- January inflation plunges sharply to an over 2 year low of 6.55%, primarily underpinned by strong harvest helping food inflation to decline sharply apart from the significant base effect. However, the dip also is felt across the board.
- The policy bellwether core inflation falls finally to less than 7%, but more cheeringly, monthly momentum has shown signs of abating - a pleasant change from the past few months. However, inflationary expectations remain unhinged at more than 13% as on Dec'11.
- Input prices pressure are likely a reflection of a still relatively weak INR, and thus may pressure output prices further to undo softening in global commodity prices. Plus, firming up of crude provides no respite.

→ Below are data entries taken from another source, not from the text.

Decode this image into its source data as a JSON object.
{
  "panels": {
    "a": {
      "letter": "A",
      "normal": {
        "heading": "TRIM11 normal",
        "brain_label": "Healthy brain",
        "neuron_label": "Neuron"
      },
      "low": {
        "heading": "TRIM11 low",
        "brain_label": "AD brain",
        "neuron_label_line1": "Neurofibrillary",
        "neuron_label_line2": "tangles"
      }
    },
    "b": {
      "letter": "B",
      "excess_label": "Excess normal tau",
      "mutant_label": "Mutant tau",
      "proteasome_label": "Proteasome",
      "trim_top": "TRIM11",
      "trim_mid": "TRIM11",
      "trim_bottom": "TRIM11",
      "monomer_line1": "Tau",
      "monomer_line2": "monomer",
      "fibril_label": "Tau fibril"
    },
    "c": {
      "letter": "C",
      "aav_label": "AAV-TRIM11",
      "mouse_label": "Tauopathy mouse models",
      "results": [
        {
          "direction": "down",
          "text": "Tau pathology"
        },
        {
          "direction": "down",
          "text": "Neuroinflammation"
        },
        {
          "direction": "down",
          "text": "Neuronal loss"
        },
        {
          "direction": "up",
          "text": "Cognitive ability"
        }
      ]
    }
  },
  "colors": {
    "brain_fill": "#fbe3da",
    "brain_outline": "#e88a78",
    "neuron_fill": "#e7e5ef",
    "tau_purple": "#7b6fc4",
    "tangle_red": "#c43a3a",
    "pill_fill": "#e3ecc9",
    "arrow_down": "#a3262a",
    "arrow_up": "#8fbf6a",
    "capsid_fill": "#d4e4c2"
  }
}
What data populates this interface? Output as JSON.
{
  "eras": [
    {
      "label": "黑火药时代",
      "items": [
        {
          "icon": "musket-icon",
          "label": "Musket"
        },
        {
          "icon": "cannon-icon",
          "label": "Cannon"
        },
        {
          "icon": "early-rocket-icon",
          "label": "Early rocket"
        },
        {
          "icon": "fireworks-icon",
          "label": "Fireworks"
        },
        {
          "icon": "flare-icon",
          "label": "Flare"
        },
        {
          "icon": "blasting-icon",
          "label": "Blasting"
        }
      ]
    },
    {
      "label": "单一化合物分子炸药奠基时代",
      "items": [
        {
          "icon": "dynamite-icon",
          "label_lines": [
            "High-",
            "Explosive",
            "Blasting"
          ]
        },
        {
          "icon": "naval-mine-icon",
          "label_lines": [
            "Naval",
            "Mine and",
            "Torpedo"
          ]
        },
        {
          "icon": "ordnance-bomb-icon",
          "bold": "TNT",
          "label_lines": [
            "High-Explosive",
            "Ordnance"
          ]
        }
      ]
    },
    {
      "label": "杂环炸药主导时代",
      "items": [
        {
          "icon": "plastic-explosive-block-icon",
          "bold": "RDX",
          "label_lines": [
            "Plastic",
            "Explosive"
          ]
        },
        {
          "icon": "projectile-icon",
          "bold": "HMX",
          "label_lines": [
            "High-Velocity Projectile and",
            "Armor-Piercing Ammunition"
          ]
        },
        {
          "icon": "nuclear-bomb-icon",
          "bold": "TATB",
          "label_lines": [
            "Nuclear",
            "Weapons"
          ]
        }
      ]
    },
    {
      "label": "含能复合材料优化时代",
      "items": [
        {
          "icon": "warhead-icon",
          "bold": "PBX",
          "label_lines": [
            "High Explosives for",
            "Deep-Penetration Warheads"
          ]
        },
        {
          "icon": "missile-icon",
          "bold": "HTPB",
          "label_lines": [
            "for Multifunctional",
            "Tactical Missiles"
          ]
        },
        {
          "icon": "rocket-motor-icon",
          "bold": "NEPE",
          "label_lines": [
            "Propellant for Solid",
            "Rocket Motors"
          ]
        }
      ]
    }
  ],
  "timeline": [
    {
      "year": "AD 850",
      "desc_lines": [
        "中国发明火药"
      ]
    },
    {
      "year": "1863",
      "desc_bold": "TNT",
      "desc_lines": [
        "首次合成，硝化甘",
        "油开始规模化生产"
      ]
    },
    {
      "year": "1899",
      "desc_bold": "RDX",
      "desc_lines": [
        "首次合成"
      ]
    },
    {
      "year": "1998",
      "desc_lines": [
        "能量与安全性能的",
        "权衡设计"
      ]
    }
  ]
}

- Revisions are back in action: November inflation is revised up by 35bps, with core revising up whopping 43bps.
- Don't be fooled by the statistical anomaly of favorable base effect; Watch out for the sustained slowdown in sequential momentum. We are far from being out of the woods yet.
- Despite little overstated IIP slowdown, inflation continues to remain a pain for the policymakers. With expectations of pressure on imported and manufacturing inflation remains on the upside owing to confluence of both demand side (overstated slowdown) and supply side constraints (lack of industrial capex rebound), RBI is not likely to rush into a policy rate cut.
- While inflation likely to close the year at around 6.5%, inter-bank liquidity pressure are likely to remain in place despite consistent OMOs, giving leg room to the RBI for another 50 bps CRR cut in March. This is largely backed by the RBI's change in stance to use CRR as a liquidity tool.
- However we continue to expect the RBI to be little wary of touching the policy rates as yet. The pace of policy rate cut would be contingent on the extent of fiscal consolidation, evolution of the core and headline inflation once base effect wears off and global commodity prices driven imported inflation.